The clouds reflecting sunlight back into space reduces warming. But you have not even touched on the cooling caused by rain and evaporation.
Timeline data from 1990 -1995. From the International Satellite Cloud Climatology Project (ISCCP)
Clouds cool Earth’s surface by reflecting incoming sunlight.
Clouds warm Earth’s surface by absorbing heat emitted from the surface and re-radiating it back down toward the surface.
Clouds warm or cool Earth’s atmosphere by absorbing heat emitted from the surface and radiating it to space.
Clouds warm and dry Earth’s atmosphere and supply water to the surface by forming precipitation.
Clouds are themselves created by the motions of the atmosphere that are caused by the warming or cooling of radiation and precipitation.
If the climate should change, then clouds would also change, altering all of the effects listed above. What is important is the sum of all these separate effects, the net radiative cooling or warming effect of all clouds on Earth. For example, if Earth’s climate should warm due to the greenhouse effect, the weather patterns and the associated clouds would change; but it is not known whether the resulting cloud changes would diminish the warming (a negative feedback) or enhance the warming (a positive feedback). Moreover, it is not known whether these cloud changes would involve increased or decreased precipitation and water supplies in particular regions. Improving our understanding of the role of clouds in climate is crucial to understanding the effects of global warming.
A doubling in atmospheric carbon dioxide (CO2), predicted to take place in the next 50 to 100 years, is expected to change the radiation balance at the surface by only about 2 percent. Yet according to current climate models, such a small change could raise global mean surface temperatures by between 2-5°C (4-9°F), with potentially dramatic consequences.
Timeline data from 2022 . Now let’s fast forward 30 years.
Evaluations of the Climatologies of Three Latest Cloud Satellite Products Based on Passive Sensors (ISCCP-H, Two CERES) against the CALIPSO-GOCCP
Clouds cover a large portion of the Earth’s atmosphere at any given time and play a significant role in the weather and climate systems of the Earth by regulating its radiative balance and hydrological cycle. Based on numerous International Plan on Climate Change (IPCC) reports and modeling studies the current general circulation models (GCMs) suffer from significant uncertainties in predicting the future climate. One of the main sources of these uncertainties is believed to be related to the representation of clouds.

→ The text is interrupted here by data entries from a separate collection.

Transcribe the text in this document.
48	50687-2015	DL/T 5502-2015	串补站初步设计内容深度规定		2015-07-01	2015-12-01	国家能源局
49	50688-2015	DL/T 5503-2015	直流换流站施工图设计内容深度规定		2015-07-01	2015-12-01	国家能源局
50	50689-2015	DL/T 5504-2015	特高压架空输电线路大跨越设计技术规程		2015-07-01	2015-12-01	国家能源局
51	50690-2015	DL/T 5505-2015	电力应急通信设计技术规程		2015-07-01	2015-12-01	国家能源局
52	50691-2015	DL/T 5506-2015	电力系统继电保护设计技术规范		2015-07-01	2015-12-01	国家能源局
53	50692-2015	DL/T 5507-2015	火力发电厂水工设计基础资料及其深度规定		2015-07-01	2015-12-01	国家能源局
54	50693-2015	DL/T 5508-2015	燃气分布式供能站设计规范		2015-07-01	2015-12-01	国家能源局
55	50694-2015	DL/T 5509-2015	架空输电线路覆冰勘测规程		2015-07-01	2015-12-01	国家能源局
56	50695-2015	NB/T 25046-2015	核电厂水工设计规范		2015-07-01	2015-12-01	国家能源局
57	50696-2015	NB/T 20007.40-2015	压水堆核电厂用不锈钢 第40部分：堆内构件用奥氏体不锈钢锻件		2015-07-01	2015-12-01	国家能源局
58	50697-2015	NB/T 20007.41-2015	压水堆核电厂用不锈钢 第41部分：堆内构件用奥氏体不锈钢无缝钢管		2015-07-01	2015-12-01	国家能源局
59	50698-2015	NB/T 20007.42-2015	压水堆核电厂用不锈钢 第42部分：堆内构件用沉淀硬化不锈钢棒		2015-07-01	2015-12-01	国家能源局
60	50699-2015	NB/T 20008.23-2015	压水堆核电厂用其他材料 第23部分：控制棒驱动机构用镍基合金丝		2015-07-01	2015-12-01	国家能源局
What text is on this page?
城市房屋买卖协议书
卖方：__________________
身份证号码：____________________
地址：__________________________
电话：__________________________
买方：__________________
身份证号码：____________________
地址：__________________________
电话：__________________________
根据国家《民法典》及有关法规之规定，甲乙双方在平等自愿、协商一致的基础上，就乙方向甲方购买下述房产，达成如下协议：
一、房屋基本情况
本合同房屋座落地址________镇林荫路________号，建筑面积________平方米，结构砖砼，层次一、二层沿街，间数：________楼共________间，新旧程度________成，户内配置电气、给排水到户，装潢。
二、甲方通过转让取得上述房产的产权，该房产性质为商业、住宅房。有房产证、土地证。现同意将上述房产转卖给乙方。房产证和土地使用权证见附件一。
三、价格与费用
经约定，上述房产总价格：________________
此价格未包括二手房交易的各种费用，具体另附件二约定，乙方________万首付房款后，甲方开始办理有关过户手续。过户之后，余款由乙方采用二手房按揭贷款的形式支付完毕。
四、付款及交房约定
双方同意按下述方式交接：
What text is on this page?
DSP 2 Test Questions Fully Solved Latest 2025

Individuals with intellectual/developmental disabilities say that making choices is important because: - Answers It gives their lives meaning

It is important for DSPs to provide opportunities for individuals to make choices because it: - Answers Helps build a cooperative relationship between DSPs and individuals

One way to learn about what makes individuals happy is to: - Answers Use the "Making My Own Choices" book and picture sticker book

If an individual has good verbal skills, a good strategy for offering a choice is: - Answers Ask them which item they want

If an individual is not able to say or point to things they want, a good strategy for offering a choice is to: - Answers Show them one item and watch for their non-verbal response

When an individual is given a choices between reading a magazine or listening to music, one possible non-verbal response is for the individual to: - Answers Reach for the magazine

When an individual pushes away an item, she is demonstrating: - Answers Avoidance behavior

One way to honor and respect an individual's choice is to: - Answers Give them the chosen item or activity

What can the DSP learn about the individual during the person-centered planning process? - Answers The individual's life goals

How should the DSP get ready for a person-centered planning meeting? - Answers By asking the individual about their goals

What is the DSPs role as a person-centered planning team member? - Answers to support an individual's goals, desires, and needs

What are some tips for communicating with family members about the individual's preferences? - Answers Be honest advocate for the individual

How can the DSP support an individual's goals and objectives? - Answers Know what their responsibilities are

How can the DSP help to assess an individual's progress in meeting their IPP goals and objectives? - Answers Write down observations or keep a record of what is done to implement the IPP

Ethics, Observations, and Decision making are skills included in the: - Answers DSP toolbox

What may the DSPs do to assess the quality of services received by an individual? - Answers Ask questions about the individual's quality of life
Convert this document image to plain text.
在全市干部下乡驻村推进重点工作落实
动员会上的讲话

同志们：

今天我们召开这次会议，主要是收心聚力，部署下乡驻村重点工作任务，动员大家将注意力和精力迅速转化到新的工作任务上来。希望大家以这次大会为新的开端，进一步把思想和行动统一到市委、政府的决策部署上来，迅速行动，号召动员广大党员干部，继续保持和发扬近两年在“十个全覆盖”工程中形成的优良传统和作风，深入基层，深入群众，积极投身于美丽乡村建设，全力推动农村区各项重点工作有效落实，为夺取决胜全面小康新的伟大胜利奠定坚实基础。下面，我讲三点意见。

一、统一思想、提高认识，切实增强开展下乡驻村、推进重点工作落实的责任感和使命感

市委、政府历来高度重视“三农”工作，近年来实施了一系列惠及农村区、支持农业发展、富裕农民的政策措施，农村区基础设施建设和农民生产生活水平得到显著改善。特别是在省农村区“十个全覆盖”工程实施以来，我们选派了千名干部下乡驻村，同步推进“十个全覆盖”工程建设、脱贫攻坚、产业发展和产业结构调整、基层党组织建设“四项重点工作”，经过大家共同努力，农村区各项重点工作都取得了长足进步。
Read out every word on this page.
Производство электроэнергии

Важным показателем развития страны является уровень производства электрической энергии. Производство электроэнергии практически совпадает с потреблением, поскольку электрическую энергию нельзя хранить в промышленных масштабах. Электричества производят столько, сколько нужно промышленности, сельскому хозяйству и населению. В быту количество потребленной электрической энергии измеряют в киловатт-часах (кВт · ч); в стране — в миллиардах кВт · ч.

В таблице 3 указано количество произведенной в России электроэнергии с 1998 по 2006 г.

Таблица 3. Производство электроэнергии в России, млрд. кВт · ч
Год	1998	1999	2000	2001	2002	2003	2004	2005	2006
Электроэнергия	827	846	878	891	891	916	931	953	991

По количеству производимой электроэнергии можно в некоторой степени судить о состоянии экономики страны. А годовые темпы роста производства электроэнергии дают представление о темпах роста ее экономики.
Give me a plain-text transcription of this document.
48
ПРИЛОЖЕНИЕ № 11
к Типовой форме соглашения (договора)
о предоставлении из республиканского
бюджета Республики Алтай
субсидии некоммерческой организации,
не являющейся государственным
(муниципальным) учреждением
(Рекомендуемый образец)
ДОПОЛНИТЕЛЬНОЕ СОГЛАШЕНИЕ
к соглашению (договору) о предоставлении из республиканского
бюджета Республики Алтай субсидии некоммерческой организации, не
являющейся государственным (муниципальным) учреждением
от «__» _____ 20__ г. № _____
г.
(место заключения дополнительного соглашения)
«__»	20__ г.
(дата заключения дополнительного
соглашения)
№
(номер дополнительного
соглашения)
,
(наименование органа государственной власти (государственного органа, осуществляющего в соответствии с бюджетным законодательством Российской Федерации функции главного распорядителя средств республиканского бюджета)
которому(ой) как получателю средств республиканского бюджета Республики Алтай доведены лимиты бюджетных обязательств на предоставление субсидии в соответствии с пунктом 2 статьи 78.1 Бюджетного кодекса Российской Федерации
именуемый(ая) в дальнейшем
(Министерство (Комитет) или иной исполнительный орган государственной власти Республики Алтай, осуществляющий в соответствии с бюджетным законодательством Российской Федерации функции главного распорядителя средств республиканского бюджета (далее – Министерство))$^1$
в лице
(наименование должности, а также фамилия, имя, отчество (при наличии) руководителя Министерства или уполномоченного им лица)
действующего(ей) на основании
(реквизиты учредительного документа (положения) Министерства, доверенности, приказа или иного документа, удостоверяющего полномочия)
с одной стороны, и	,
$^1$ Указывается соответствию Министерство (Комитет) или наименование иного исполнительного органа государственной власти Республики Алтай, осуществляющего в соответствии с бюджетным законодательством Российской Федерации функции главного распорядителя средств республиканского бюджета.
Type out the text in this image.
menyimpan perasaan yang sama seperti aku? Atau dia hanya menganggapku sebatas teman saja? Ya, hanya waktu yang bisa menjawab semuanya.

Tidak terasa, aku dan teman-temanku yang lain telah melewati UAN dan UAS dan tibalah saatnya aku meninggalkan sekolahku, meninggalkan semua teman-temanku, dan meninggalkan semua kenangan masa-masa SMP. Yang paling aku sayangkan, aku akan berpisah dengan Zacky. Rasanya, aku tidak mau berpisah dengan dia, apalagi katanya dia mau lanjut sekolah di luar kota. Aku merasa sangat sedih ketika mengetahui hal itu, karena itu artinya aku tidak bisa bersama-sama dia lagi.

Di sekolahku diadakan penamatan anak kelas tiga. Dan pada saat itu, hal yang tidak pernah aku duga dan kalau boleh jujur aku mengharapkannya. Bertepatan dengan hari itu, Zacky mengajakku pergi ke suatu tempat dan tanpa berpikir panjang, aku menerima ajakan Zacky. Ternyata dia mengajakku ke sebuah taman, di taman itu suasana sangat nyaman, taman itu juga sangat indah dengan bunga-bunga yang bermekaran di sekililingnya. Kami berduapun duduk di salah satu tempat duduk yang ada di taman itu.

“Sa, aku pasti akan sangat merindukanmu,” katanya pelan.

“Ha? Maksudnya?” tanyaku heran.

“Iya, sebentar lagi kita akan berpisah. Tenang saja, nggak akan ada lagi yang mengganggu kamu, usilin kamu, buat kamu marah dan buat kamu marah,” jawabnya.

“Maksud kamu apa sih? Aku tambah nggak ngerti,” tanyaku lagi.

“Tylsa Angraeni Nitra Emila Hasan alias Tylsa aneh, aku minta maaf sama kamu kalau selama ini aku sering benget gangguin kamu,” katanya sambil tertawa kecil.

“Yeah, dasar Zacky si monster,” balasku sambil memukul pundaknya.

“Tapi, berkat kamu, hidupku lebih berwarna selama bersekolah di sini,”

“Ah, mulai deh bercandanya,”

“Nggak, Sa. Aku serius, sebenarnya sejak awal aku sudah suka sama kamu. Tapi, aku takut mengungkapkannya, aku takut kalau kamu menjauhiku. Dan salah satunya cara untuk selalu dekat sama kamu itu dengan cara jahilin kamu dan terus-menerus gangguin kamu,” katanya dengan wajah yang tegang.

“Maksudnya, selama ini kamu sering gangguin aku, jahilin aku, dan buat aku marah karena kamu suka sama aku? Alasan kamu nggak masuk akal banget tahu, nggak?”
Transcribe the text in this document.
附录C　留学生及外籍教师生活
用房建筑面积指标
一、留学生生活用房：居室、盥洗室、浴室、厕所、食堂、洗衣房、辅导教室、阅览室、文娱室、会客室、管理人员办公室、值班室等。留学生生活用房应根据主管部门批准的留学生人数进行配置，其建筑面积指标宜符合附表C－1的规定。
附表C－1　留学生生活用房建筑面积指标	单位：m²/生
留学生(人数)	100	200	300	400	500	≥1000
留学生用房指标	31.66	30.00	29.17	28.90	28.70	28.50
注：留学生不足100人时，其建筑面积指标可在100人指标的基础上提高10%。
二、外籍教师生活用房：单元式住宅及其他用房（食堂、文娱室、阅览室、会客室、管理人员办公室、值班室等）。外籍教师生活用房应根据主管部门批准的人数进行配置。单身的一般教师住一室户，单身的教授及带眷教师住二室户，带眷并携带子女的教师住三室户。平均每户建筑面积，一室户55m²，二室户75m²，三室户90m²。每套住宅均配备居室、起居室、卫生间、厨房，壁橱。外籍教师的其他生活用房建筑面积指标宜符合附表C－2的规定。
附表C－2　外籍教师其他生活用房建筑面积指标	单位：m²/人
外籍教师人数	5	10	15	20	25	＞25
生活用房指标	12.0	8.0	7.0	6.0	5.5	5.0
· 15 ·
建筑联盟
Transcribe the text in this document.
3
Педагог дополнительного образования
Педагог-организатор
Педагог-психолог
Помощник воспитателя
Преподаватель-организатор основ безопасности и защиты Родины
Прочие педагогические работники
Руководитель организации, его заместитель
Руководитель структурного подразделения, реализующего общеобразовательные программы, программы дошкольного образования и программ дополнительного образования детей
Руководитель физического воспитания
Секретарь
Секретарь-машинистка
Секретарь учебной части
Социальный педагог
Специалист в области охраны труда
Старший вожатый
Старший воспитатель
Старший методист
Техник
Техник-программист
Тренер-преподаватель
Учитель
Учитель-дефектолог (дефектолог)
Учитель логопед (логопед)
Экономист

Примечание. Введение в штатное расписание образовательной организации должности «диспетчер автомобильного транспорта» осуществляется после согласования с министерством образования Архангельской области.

What is hot on the radar screen today? Radiative Energy Flux Variation from 2001–2020
What are they talking about? Heat comes from the sun. We have different wavelengths of energy that can change with the sun’s many cycles. For example, this connection can be matched to how Co2 is warmed. Example, sunlight can warm colors differently due to wavelengths of the light and wavelength of the color. Carbon dioxide (CO2) molecules have four different vibration modes. The ability to absorb infrared waves is what makes carbon dioxide a greenhouse gas.
What are the questions trying to be answered today?
Two independent measures and reanalysis agree that the sensitivity to CO2 is less than modeled because some to most of the warming of the last two decades is from solar, not CO2.
Which simply means that there is natural variability in the global energy dynamic that is combined with slow but inexorable anthropogenic climate forcing.
The big picture stated by J. J. Braccili - Fluctuations do not impact planetary temperatures. To cause a continuous increase in planetary temperature requires a continually increasing energy source. Fluctuations are nothing more than noise. Climate has always changed – Earth system science 101. Climate doesn’t vary for no reason. It takes energy to make the climate change.
Robert I. Ellison say it this way. ‘The top-of-atmosphere (TOA) Earth radiation budget (ERB) is determined from the difference between how much energy is absorbed and emitted by the planet. Climate forcing results in an imbalance in the TOA radiation budget that has direct implications for global climate, but the large natural variability in the Earth’s radiation budget due to fluctuations in atmospheric and ocean dynamics complicates this picture.’